Filed under: Libertarianism
Commenter johnbr asks whether it’s fair to say that I “have little faith in people’s abilities to think for themselves and overcome societal/structural pressures so they can ‘do the right thing’ (in this case, eat right and exercise).”
I think there are two ways to respond to this. The first is that in many habit-forming areas of life, evidence shows that individual rational benefits-maximizing decisionmaking just doesn’t influence behavior very much. These include sexual behavior, eating behavior, exercise and smoking. And that fact is reflected in common-sense wisdom (“I just couldn’t help myself”, or basically any area where people talk about having trouble controlling or disciplining themselves). Such behavior may shift as social norms shift, but it’s unlikely to shift because individuals just decide to change. Then there’s another type of behavior: transportation or other infrastructure-determined behavior, where individual choice is only of limited relevance because the decisions about what options will be available (and how easily) are made at a collective level. If I live in LA, it’s hard to decide to commute by bike. If I live in Amsterdam, it’s hard to decide to commute by car. Neither is impossible, but the different communities have decided to build different kinds of roads and housing so the choices are skewed in opposite directions.
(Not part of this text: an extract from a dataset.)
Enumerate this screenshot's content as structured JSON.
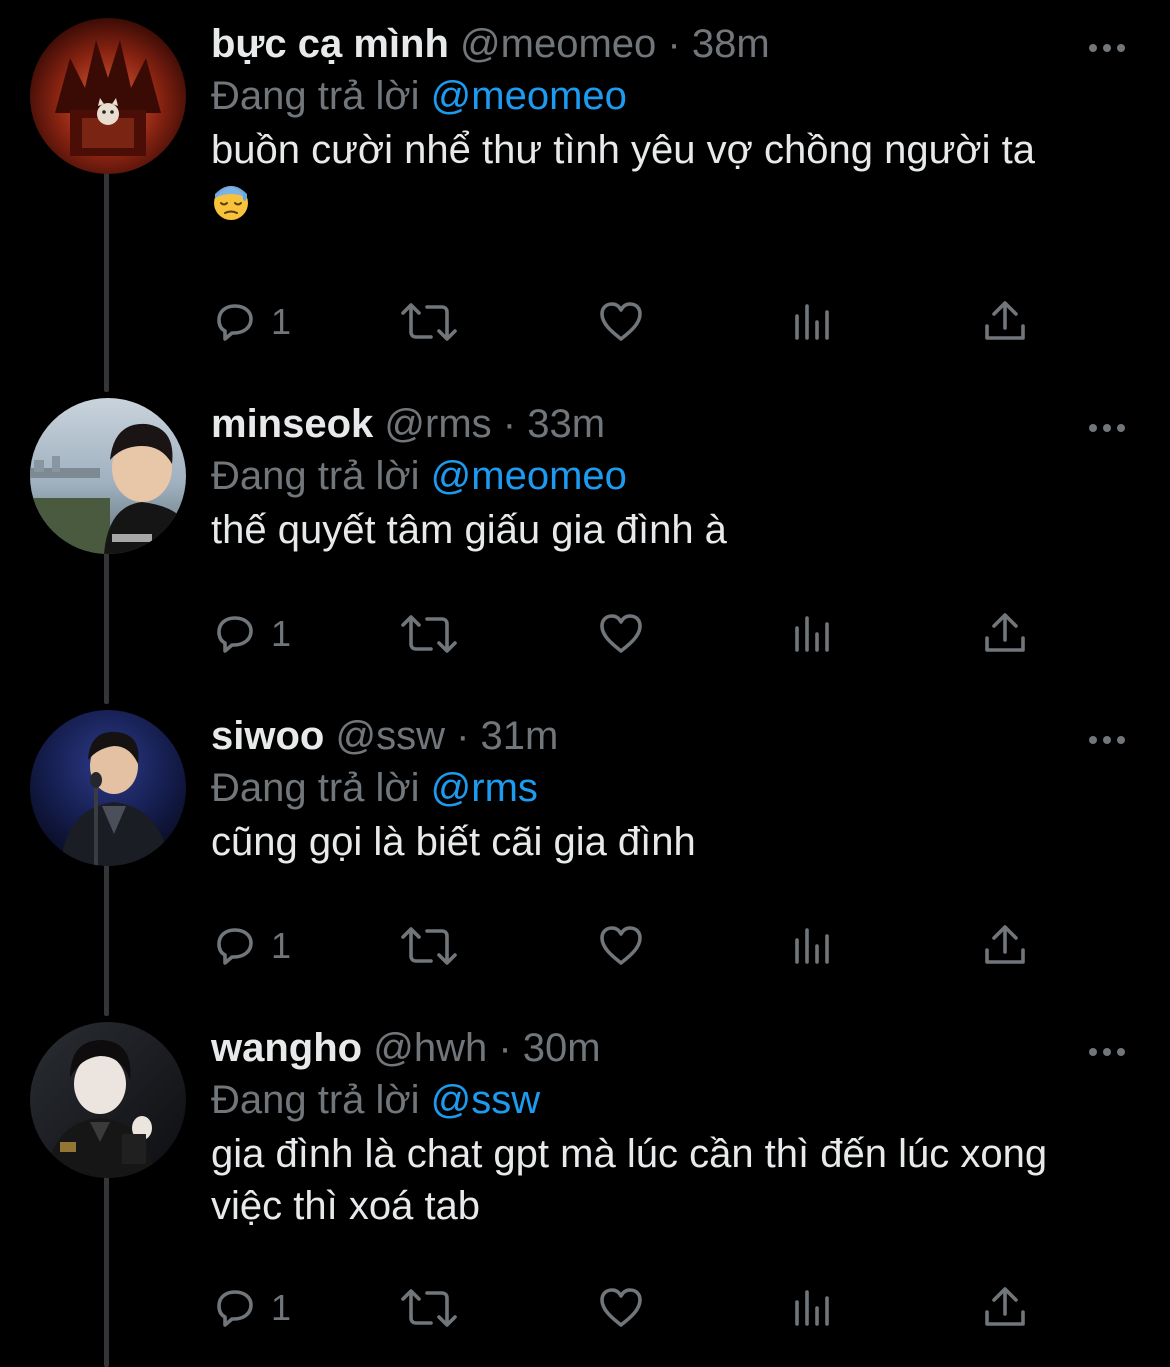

Note that this is crazy, because LA has fabulous weather for biking 300 days out of the year, while Amsterdam has lousy weather for biking 150 days out of the year.
But the second point is that I actually don’t know really know what johnbr means by having faith in individuals’ ability to overcome societal pressure. I mean, given the current socioeconomic incentives, people are currently acting the way they’re acting, across some distribution of behaviors described on a curve. And they’re likely to go on acting pretty much the same way, on average, unless something about the socioeconomic incentives changes. From 1980 to 2004, obesity rates among adults in the US doubled, and rates among children tripled; over 30% of Americans are currently obese. Were they choosing to become obese? Given that 58% say they want to lose weight, that seems unlikely.
So this leaves you with three options. Either you think society should take actions that will change the infrastructure and the socioeconomic incentives such that individuals’ behavior will shift to, for example, make people healthier and less obese. Or you think that individuals’ behavior is by definition optimal right now, since this is what individuals are in fact doing, and the statement “Americans are fatter than they should be” is meaningless. Or, finally, you think that while the current overall situation may not be optimal, it is individuals’ own faults if they’re in situations they don’t like, and society shouldn’t do anything to make it easier for them to get out of it. I find this a passive and morally vindictive attitude towards life. But the idea that people’s “ability to think for themselves and overcome societal pressures” presents a possible solution to large-scale, population-level problems seems to me literally incomprehensible. Individual people sometimes abruptly get up off the couch and get their acts together, though even there, they almost always do so only if there are social resources to back them up. But the idea that 15% of America’s adult population could all abruptly get up off the couch and get their acts together because they all made the same individual decision to do so seems to me not to reflect any of the kinds of things that ever happen in human societies. It’s like thinking that the unemployment rate could drop from 10% to 5% if Americans would just get up off their butts and find jobs.